В моей памяти запечатлелся день, в который нас посетила Зейнеб-хатун, единственная наша поэтесса. Женщина преклонных лет, она жила, вернее сказать, доживала свой век далеко, в Адане. Одинокая, не имеющая детей и внуков, Зейнеб была для нас воплощением не земного, а надземного слова. Надземным казалось и ее лицо с печатью глубокой мысли; она не прятала своего лица, как другие наши женщины, словно желая тем самым показать, что стоит вне соблазнов и желаний, что она не женщина, а орудие в руках божьих.

Зейнеб покинула Адан только ради того, чтобы провести несколько дней при дворе поэтов и дать свое благословение Джему. «Да позволит мне аллах дожить до того дня, когда на престол Османа, зятя первого нашего поэта Джелаледдина Руми, воссядет другой поэт, султан Джем!» – этими словами приветствовала она моего господина, когда он помогал ей сойти с носилок.

Я стоял рядом с Джемом. Я видел, как кровь прихлынула к его нежным щекам при этом дерзком пожелании. Чествованная тремя султанами, почитаемая и воспетая, Зейнеб-хатун позволила себе неслыханную дерзость: при жизни государя пожелала престола его сыну. Младшему, заметьте. А по тому, как Джем несколько раз переменился в лице, то краснея, то бледнея, и словно лишился дара речи, по тому, как он не сводил с Зейнеб-хатун восторженных глаз и чуть ли не понес ее на руках – столь порывисто поднял он ее перед тем, как опустить на землю, – по всему этому я понял, что Зейнеб произнесла нечто глубоко заветное для Джема.
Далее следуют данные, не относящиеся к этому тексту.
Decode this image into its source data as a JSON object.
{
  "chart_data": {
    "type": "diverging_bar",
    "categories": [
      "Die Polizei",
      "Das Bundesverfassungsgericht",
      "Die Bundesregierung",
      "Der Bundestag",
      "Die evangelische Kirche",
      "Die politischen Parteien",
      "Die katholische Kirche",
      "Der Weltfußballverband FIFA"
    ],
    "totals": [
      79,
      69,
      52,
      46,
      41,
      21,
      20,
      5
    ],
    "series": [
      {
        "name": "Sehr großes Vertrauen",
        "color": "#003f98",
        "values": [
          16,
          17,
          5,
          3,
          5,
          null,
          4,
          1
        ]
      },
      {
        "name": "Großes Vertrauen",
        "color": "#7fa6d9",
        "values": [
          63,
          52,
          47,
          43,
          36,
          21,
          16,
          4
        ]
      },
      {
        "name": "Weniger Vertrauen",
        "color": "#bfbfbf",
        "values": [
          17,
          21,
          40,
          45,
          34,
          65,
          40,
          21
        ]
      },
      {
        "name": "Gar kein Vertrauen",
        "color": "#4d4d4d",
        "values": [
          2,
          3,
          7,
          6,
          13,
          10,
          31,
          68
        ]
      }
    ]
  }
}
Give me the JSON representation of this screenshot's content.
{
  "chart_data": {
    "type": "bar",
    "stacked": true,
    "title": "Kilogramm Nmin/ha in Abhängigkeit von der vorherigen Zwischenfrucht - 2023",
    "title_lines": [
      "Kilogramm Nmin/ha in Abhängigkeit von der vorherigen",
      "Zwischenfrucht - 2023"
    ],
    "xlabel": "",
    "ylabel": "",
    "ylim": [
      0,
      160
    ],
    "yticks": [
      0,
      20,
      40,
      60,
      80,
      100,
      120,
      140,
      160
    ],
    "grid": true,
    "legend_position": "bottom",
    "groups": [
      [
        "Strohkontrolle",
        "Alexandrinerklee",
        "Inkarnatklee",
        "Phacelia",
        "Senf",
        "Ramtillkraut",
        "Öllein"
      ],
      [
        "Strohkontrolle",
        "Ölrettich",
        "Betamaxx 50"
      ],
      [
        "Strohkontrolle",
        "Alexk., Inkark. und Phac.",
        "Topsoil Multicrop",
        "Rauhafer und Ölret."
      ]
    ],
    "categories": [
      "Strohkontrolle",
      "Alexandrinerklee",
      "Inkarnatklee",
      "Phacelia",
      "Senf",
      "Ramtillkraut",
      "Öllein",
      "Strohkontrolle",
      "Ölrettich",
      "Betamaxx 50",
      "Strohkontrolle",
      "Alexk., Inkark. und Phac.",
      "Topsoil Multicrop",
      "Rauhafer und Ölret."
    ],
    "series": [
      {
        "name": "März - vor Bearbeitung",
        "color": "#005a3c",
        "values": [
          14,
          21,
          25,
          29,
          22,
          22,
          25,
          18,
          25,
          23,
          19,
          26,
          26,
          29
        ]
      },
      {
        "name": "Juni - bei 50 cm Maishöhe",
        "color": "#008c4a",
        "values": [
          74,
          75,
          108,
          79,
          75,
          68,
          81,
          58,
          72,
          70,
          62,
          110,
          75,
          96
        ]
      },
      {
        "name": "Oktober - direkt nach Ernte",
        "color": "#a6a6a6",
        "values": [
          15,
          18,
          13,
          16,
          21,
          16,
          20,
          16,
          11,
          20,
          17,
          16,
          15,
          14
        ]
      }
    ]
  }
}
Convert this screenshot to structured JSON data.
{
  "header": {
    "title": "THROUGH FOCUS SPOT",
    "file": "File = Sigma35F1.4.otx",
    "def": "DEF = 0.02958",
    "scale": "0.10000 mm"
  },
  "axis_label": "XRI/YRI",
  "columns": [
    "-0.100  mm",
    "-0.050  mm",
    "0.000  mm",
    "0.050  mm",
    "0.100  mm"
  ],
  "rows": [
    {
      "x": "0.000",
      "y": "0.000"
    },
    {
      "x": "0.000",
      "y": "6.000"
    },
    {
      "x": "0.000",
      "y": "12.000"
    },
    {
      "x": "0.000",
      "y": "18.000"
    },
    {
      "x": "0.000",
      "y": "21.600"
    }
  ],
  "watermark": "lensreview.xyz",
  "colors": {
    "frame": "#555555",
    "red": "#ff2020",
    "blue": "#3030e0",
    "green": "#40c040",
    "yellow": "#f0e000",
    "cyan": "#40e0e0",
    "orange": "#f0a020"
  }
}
До того дня я, да и мои сотоварищи при конийском дворе не задумывались над тем, что ожидает Джема, вообще не думали о будущем. Мехмед-хан был еще в расцвете сил; взнесенный на гребень побед, он казался бессмертным. Неосознанно, вне всякой связи с верноподданническими чувствами, я желал Завоевателю долголетия, дабы продлились наши безмятежные дни в Конье. И все же – лишь в тот день понял я – этим дням должен прийти конец. Что будет тогда?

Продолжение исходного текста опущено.